Escrito por: Rodrigo Quero
domingo, 22.06.2025
Una imagen, una camiseta y un debate abierto. Riki Rodríguez, centrocampista y actual capitán del Albacete Balompié, ha sido protagonista en redes sociales en las últimas horas por una fotografía celebrando el ascenso del Real Oviedo con la camiseta del conjunto asturiano puesta.
La imagen, que el propio jugador compartió en sus redes sociales junto a su hermano, ha generado una oleada de reacciones entre la afición del Albacete. Algunos entienden el gesto como algo natural, mientras que otros lo consideran fuera de lugar para un futbolista que ha sido uno de los referentes del vestuario manchego en las últimas temporadas.

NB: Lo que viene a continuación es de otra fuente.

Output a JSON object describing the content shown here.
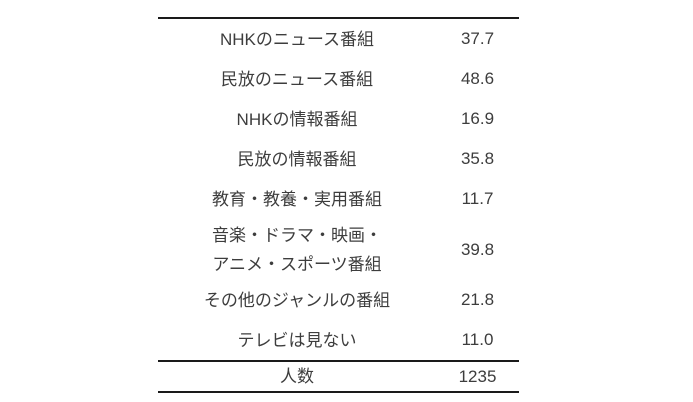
{
  "table": {
    "rows": [
      {
        "label": "NHKのニュース番組",
        "value": "37.7"
      },
      {
        "label": "民放のニュース番組",
        "value": "48.6"
      },
      {
        "label": "NHKの情報番組",
        "value": "16.9"
      },
      {
        "label": "民放の情報番組",
        "value": "35.8"
      },
      {
        "label": "教育・教養・実用番組",
        "value": "11.7"
      },
      {
        "label": "音楽・ドラマ・映画・\nアニメ・スポーツ番組",
        "value": "39.8"
      },
      {
        "label": "その他のジャンルの番組",
        "value": "21.8"
      },
      {
        "label": "テレビは見ない",
        "value": "11.0"
      }
    ],
    "summary": {
      "label": "人数",
      "value": "1235"
    },
    "colors": {
      "text": "#3d3d3d",
      "rule": "#1a1a1a",
      "background": "#ffffff"
    }
  },
  "chart_data": {
    "type": "table",
    "categories": [
      "NHKのニュース番組",
      "民放のニュース番組",
      "NHKの情報番組",
      "民放の情報番組",
      "教育・教養・実用番組",
      "音楽・ドラマ・映画・アニメ・スポーツ番組",
      "その他のジャンルの番組",
      "テレビは見ない"
    ],
    "values": [
      37.7,
      48.6,
      16.9,
      35.8,
      11.7,
      39.8,
      21.8,
      11.0
    ],
    "summary_label": "人数",
    "summary_value": 1235,
    "title": "",
    "xlabel": "",
    "ylabel": ""
  }
}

Y es que el contexto importa. Riki es ovetense y canterano del Real Oviedo, el club en el que se formó y con el que mantiene un fuerte vínculo personal. Estuvo en el Carlos Tartiere como un aficionado más, celebrando que el equipo de su ciudad volvía a Primera División 24 años después. Pero también es el capitán del Albacete, un equipo con el que ha competido en la misma categoría hasta hace unas semanas. De ahí el revuelo.
Entre los aficionados del Alba hay división: algunos defienden que es normal que apoye al club de su tierra, con el que creció como futbolista y como persona. Otros, en cambio, consideran inapropiado ver al capitán celebrando el ascenso de un rival directo, aunque sea desde el plano personal.
Lo cierto es que Riki tiene contrato con el Albacete hasta 2026 y, salvo sorpresa, iniciará su quinta temporada en el club manchego tras haberse consolidado como una pieza importante en el centro del campo. En el pasado, ha habido rumores e intereses por parte del Real Oviedo, pero esta vez la imagen no ha reavivado ese runrún, ya que el conjunto ovetense jugará en Primera División y, a día de hoy, ese no parece el escenario para el mediocentro ovetense.
¿Debe un jugador desligarse emocionalmente de su pasado cuando viste otra camiseta? ¿O es humano celebrar los logros del club que lo vio nacer? El debate está servido. Y Riki, sin quererlo, está en el centro.